Quando ormai è già sera Matteo Salvini sembra Neil Armstrong nel momento in cui mise piede sulla Luna: «E’ un primo grande passo per un’Italia più sicura e accogliente», dice il ministro degli Interni dopo aver visto il decreto sicurezza superare senza problemi anche alla Camera l’ennesimo voto di fiducia (336 contro 249) facendo così un passo importante – lui sì – verso la sua trasformazione in legge.

Tanto è l’entusiasmo, che il leghista non aspetta neanche il voto finale sul provvedimento, previsto per questa sera, per rilanciare: «La mia ambizione è lavorare nei prossimi mesi per una completa rivisitazione di tutte le norme che riguardano l’immigrazione», annuncia. Roba da far tremare i polsi a quanti fino all’ultimo hanno sperato di riuscire a cambiare, seppure parzialmente, il provvedimento in discussione a Montecitorio, una parte dei quali mentre l’aula procede al voto, manifesta fuori lanciando per protesta piccole ruspe giocatolo contro il palazzo. Poco prima, intervenendo in aula, era stato il deputato di +Europa Riccardo Magi ad accusare la maggioranza giallo verde di fare un uso improprio del mezzo meccanico: «Avete iniziato a usare la ruspa contro il parlamento», aveva scandito criticando il ricorso al voto di fiducia.

Per il via libera al decreto la giornata fila liscia senza riservare sorprese. Eppure verso l’ora di pranzo si sparge la voce che il drappello di deputati 5 Stelle critici verso il provvedimento avrebbe potuto rendere visibile il suo dissenso. Stando infatti alle voci che circolano, cinque di loro avrebbero dovuto votare contro la fiducia e altri sette sarebbero usciti dall’aula al momento del voto (alla fine solo uno non parteciperà al voto). Un gesto inutile dal punto di vista dell’esito finale (alla Camera la maggioranza è blindata), ma che comunque avrebbe rappresentato un segnale forte del malumore esistente nel Movimento. La decisione, che sarebbe stata presa lunedì sera al termine di una riunione alla quale avrebbero partecipato 19 deputati «dissidenti», se mai c’è stata davvero è però rientrata poche ore prima del voto, rendendo così ancora più in discesa la strada al decreto.

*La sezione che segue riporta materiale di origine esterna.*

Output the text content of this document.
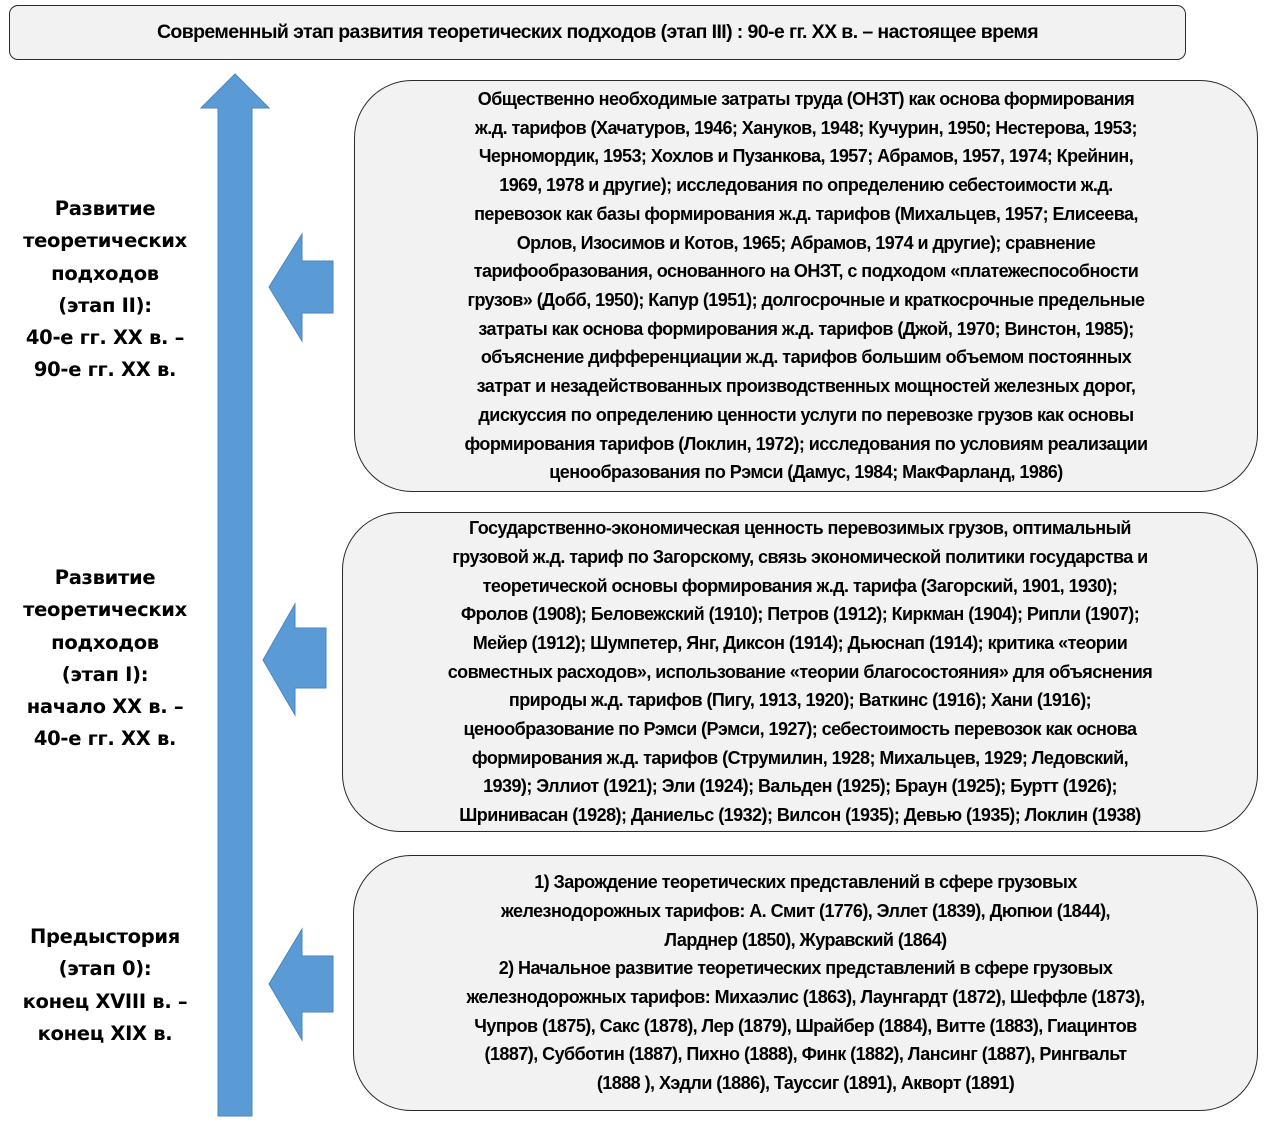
Современный этап развития теоретических подходов (этап III) : 90-е гг. XX в. – настоящее время
Развитие
теоретических
подходов
(этап II):
40-е гг. XX в. –
90-е гг. XX в.
Развитие
теоретических
подходов
(этап I):
начало XX в. –
40-е гг. XX в.
Предыстория
(этап 0):
конец XVIII в. –
конец XIX в.
Общественно необходимые затраты труда (ОНЗТ) как основа формирования
ж.д. тарифов (Хачатуров, 1946; Хануков, 1948; Кучурин, 1950; Нестерова, 1953;
Черномордик, 1953; Хохлов и Пузанкова, 1957; Абрамов, 1957, 1974; Крейнин,
1969, 1978 и другие); исследования по определению себестоимости ж.д.
перевозок как базы формирования ж.д. тарифов (Михальцев, 1957; Елисеева,
Орлов, Изосимов и Котов, 1965; Абрамов, 1974 и другие); сравнение
тарифообразования, основанного на ОНЗТ, с подходом «платежеспособности
грузов» (Добб, 1950); Капур (1951); долгосрочные и краткосрочные предельные
затраты как основа формирования ж.д. тарифов (Джой, 1970; Винстон, 1985);
объяснение дифференциации ж.д. тарифов большим объемом постоянных
затрат и незадействованных производственных мощностей железных дорог,
дискуссия по определению ценности услуги по перевозке грузов как основы
формирования тарифов (Локлин, 1972); исследования по условиям реализации
ценообразования по Рэмси (Дамус, 1984; МакФарланд, 1986)
Государственно-экономическая ценность перевозимых грузов, оптимальный
грузовой ж.д. тариф по Загорскому, связь экономической политики государства и
теоретической основы формирования ж.д. тарифа (Загорский, 1901, 1930);
Фролов (1908); Беловежский (1910); Петров (1912); Киркман (1904); Рипли (1907);
Мейер (1912); Шумпетер, Янг, Диксон (1914); Дьюснап (1914); критика «теории
совместных расходов», использование «теории благосостояния» для объяснения
природы ж.д. тарифов (Пигу, 1913, 1920); Ваткинс (1916); Хани (1916);
ценообразование по Рэмси (Рэмси, 1927); себестоимость перевозок как основа
формирования ж.д. тарифов (Струмилин, 1928; Михальцев, 1929; Ледовский,
1939); Эллиот (1921); Эли (1924); Вальден (1925); Браун (1925); Буртт (1926);
Шринивасан (1928); Даниельс (1932); Вилсон (1935); Девью (1935); Локлин (1938)
1) Зарождение теоретических представлений в сфере грузовых
железнодорожных тарифов: А. Смит (1776), Эллет (1839), Дюпюи (1844),
Ларднер (1850), Журавский (1864)
2) Начальное развитие теоретических представлений в сфере грузовых
железнодорожных тарифов: Михаэлис (1863), Лаунгардт (1872), Шеффле (1873),
Чупров (1875), Сакс (1878), Лер (1879), Шрайбер (1884), Витте (1883), Гиацинтов
(1887), Субботин (1887), Пихно (1888), Финк (1882), Лансинг (1887), Рингвальт
(1888 ), Хэдли (1886), Тауссиг (1891), Акворт (1891)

In attesa di capire come il ministro leghista intenda rimettere mano alle leggi sull’immigrazione, diventano legge le misure inserite nel decreto. Tra le più discusse c’è l’abrogazione della protezione umanitaria, la creazione di una lista dei Paesi di origine sicuri utili per accelerare l’esame delle richieste di asilo, ma anche una forte riduzione del sistema Sprar gestito dai Comuni e che in futuro sarà riservato ai soli minori non accompagnati e a quanti si saranno visti riconosciuto lo status di rifugiato. Tutti provvedimenti che a parere dei critici, tra i quali figurano anche molti giuristi e l’Anci, l’associazione dei Comuni italiani, anziché creare «sicurezza» sono destinati ad aumentare situazioni di illegalità. Pareri dei quali il ministro degli Interni non ha però nessuna intenzione di tener conto più di tanto. «Non sono misure spot, ma interventi organici», ha detto ieri difendendo ancora una volta il decreto.

Entro stasera si dovrebbe si dovrebbe arrivare al voto definitivo, anche se il Pd ha già detto di voler fare ostruzionismo durante la discussione sui 146 ordini di giorno presentati. Un modo per rallentare il provvedimento che non servirà però a fermarlo.